Eishan Ensemble
In the evening another concert in Bellingen, still rare after Covid
I spoke to the leader Hamed Sadeghi, a Persian born tar player and composer. The tar (meaning string) is a long-necked, waisted type of lute made from walnut.
Wonderful to hear Middle Eastern music live (with jazz infusion).
Hamed is the son of a policeman and wasn’t born when I was in Iran, 75 and 79, before and during the revolution. His father is a fan of the Shah, and Hamed is too young to know.
Under Reza Shah in the 1930s, political parties and all trade unions were banned and western clothes mandatory. Torture was commonplace.
Under his son, Mohammad Reza Shah, there was general liberalisation until threats by left wing guerrillas, in the early seventies. His secret police SAVAK became powerful and often used torture
‘Methods of torture included sleep deprivation; extensive solitary confinement; glaring searchlights; standing in one place for hours on end; nail extractions; snakes (favoured for use with women); electrical shocks with cattle prods, often into the rectum; cigarette burns; sitting on hot grills; acid dripped into nostrils; near-drownings; mock executions; and an electric chair with a large metal mask to muffle screams. Prisoners were also humiliated by being raped [worse than humiliation!], urinated on, and forced to stand naked. However, the torture method of choice remained the traditional bastinado used to beat the soles of the feet.’ Wiki
I was hitchhiking across the country in the middle of this period, and met young men who had been tortured.
I told Hamed of my adventures, shifting moments of illumination, in opium dens, resisting amorous men (I was young and had long hair), the driver of a melon ruck who wanted to sleep with me and kept saying Í have a key I have a key’, as if privacy made all the difference and later, on my second visit during the revolution, smelling hashish on the streets, witnessing demonstrations, the burnt cinemas, being spat on and punched in the street, being taken for an American. He looked bemused. I extolled the wonders of Persepolis and Isfahan, showed there’s no hard feelings.

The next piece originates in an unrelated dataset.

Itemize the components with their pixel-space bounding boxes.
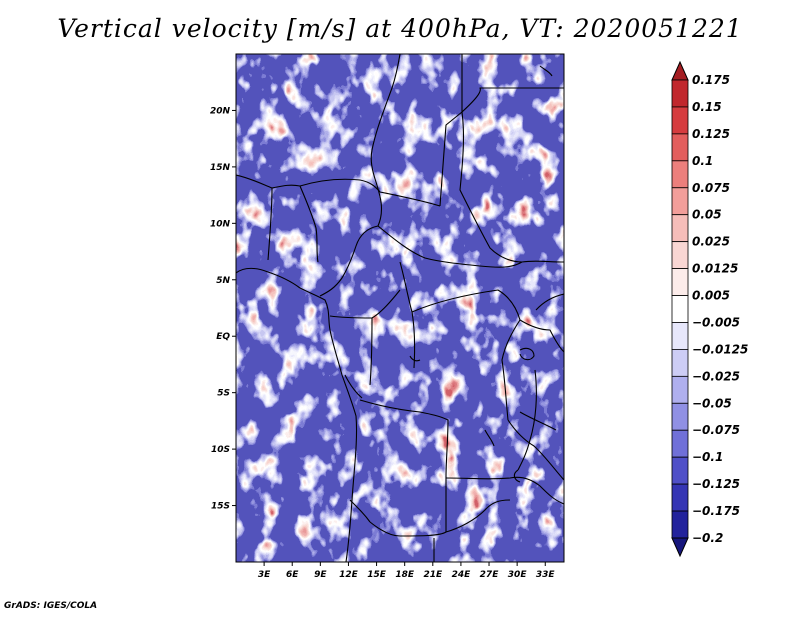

We are now inside waiting for the band to start. Outside, two youths push a third in a black hoodie up against a hedge and start laying into him, punching his head and body. This is a country town as the jazz band Delay 45 had noted two weeks ago.
The band eventually assemble on stage, Hamed has to tune his tar, and the music starts, evocative and strangely new, refreshing ! We buy their latest CD, Project Masnavi, inspired by Sufism.